October 06, 2007

Theodore Cockerell and the Cowboy Mythos

After reading the letters of English naturalist Theodore D.A. Cockerell, written from the Wet Mountain Valley in 1887-1889 to his girlfriend and her brother back home, I have come to a conclusion. This hard-working natural scientist perhaps shaped the way that Custer County thinks about itself.

When Cockerell arrived, Westcliffe and Silver Cliff were full of miners. On his arrival, he mentions going to Silver Cliff to see the mines.

I was much interested. They find silver here usually in the form of chloride, which is a sort of olive-green, but also, more rarely, they get it native.

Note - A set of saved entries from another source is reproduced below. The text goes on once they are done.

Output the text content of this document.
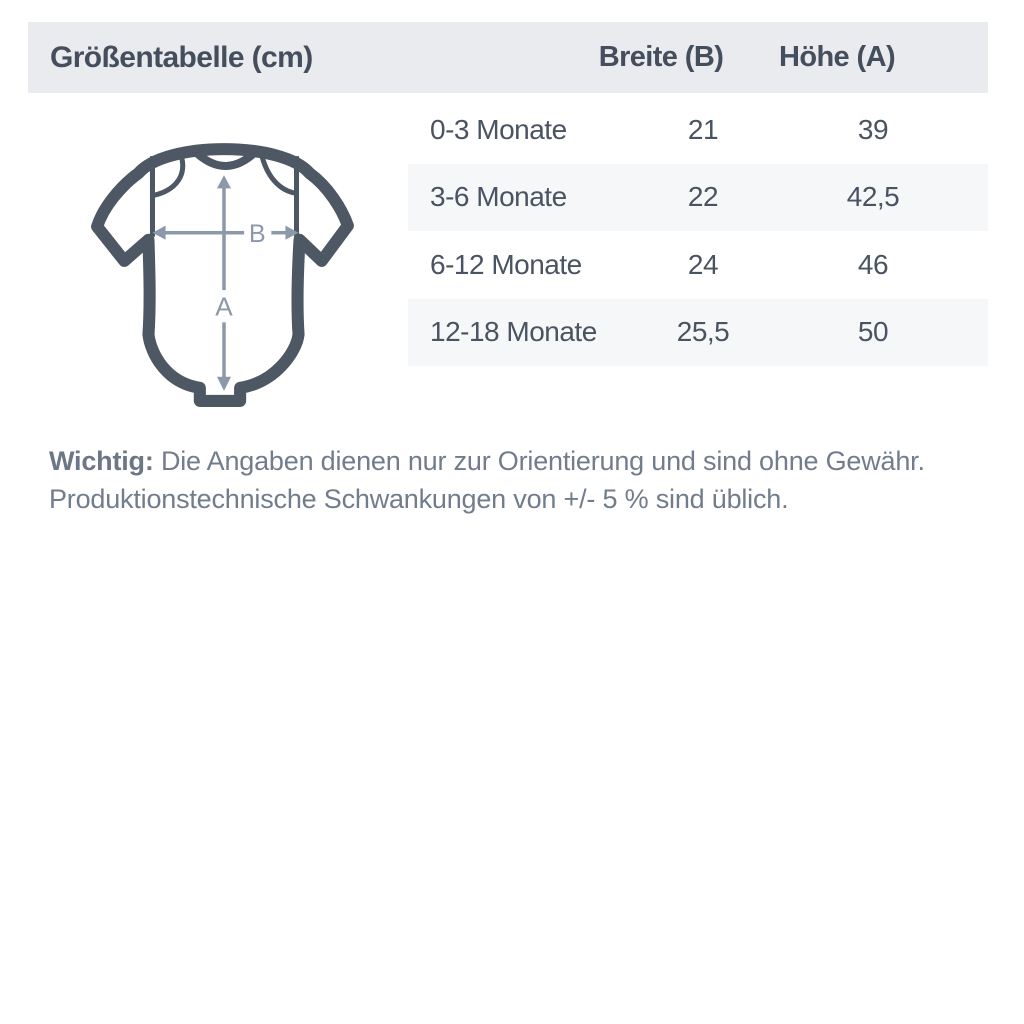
Größentabelle (cm)	Breite (B)	Höhe (A)
0-3 Monate	21	39
3-6 Monate	22	42,5
6-12 Monate	24	46
12-18 Monate	25,5	50
A
B
Wichtig: Die Angaben dienen nur zur Orientierung und sind ohne Gewähr.
Produktionstechnische Schwankungen von +/- 5 % sind üblich.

And so on for a long paragraph. True, the silver-mining boom had crested when he arrived:

Silver Cliff is the principal place in the district for silver mining, and some years ago when the silver was first discovered there as a great rush for the mines and about 15,000 people were in the place at one time, but mining was not the success they expected, and very soon what promised to become a big town dwindled down to its present proportions--a small and insignificant village.

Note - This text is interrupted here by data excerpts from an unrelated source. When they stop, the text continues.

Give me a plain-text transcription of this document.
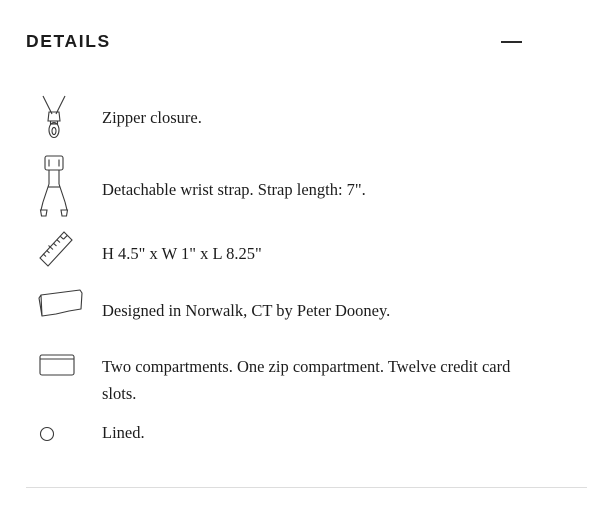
DETAILS
Zipper closure.
Detachable wrist strap. Strap length: 7".
H 4.5" x W 1" x L 8.25"
Designed in Norwalk, CT by Peter Dooney.
Two compartments. One zip compartment. Twelve credit card slots.
Lined.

(Cockerell put Silver Cliff's population at 1,000 and Westcliffe's at 500.)

He lived part of the time at the home of an Anglo-Irish ranching family, the Cusacks, whose property is now a guest ranch, The Pines.

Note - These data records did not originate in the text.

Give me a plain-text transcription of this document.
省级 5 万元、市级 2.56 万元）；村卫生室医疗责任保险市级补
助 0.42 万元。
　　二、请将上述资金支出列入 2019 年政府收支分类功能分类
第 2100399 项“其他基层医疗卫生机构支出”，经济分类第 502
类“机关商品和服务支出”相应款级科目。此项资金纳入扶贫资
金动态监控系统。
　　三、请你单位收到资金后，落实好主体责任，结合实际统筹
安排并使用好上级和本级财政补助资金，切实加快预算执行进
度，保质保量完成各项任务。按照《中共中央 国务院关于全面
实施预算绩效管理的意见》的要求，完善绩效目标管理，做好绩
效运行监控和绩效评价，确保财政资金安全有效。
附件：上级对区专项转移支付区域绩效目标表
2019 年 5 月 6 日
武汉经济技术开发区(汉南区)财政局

But mining still was going on. At one point, Cockerell thinks he has landed a clerk's job at a mine in Rosita, but due to cash-flow problems, the offer is withdrawn, and he stays with the ranchers.

There he writes quite a few observations about stockmen and cowboys--observations still quoted today--and ignores the mining industry, being more interested in entomology than geology.

Every year in September the Wet Mountain Western Days celebrates the cowboy mythos in all the usual ways. You won't find any single-jack drilling contests or prospector's burro race here. Yet which industry really built the county more?